Predicted value of $0 \, \nu \beta \beta$-decay effective Majorana mass with error of lightest neutrino mass

TL;DR

This paper analyzes how errors in measuring the lightest neutrino mass affect the uncertainty in predicting the neutrinoless double beta decay effective Majorana mass, considering phase variations and mass orderings.

Contribution

It provides a detailed error propagation analysis of the predicted Majorana mass with respect to lightest neutrino mass measurement errors, including phase and mass ordering effects.

Findings

The uncertainty in effective Majorana mass does not exceed the error in lightest neutrino mass.

Minimum uncertainty can be zero for small lightest neutrino mass depending on phases.

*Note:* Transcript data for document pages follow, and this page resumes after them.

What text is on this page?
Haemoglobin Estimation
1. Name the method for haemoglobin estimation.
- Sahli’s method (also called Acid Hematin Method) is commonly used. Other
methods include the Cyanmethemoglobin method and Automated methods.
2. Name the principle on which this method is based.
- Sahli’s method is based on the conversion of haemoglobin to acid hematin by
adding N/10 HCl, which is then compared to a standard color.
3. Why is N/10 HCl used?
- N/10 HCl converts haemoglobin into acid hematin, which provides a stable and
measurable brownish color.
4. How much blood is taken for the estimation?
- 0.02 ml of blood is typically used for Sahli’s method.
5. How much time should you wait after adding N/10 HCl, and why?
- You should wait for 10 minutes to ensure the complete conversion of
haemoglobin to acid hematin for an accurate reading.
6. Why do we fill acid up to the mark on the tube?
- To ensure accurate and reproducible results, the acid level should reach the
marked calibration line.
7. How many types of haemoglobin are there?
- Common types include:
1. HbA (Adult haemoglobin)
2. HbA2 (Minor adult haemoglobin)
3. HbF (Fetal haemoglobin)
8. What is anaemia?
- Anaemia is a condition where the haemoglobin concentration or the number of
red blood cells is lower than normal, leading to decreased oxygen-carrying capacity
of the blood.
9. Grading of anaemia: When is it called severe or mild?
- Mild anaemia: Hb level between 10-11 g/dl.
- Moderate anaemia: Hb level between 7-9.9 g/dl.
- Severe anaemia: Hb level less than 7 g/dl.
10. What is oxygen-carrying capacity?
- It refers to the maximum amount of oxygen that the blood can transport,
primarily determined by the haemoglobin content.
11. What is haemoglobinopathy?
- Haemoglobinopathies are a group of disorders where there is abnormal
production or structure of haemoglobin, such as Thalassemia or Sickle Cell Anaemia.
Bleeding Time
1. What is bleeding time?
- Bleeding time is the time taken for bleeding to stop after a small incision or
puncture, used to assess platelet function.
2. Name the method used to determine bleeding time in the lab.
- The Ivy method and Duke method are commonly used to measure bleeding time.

Maximum uncertainty varies with mass ordering, reaching about 0.68 times the mass error in normal ordering.

Abstract

Assuming that the lightest neutrino mass $ m_0 $ is measured, we study the influence of error of the measured $ m_0 $ on the uncertainty of the predicted value of the neutrinoless double beta decay ($0 \, \nu \beta \beta$) effective Majorana mass $ \vert m_{ee} \vert $. The error of the predicted value of effective Majorana mass $ \sigma ( \vert m_{ee} \vert ) $ due to the error $ \sigma (m_0) $ is obtained by use of the propagation of errors. We investigate in detail how $ \sigma ( \vert m_{ee} \vert ) $ behaves when the Majorana phases $ \beta $ and $ \alpha $ change, and also when the size of the lightest neutrino mass changes. It is shown that $ \sigma ( \vert m_{ee} \vert ) $ does not exceed $ \sigma (m_0) $, and that the minimum value of $ \sigma ( \vert m_{ee} \vert ) $ in the $ \beta - \alpha $ plane can be zero if the size of $ m_0 $ is rather small. In the normal mass ordering case, the maximum value of $ \sigma ( \vert m_{ee} \vert ) $ in the $ \beta - \alpha $ plane becomes about $ 0.68 \, \sigma (m_0) $ if $ m_0 (= m_1 ) $ is very small, while in the inverted mass ordering case, it becomes about $ 0.02 \, \sigma (m_0) $ if $ m_0 (= m_3 ) $ is very small. By use of the calculated $ \sigma ( \vert m_{ee} \vert ) $, we also discuss the minimum condition for the relative error of the lightest neutrino mass to raise the possibility of obtaining the information on $ \beta $ and $ \alpha $.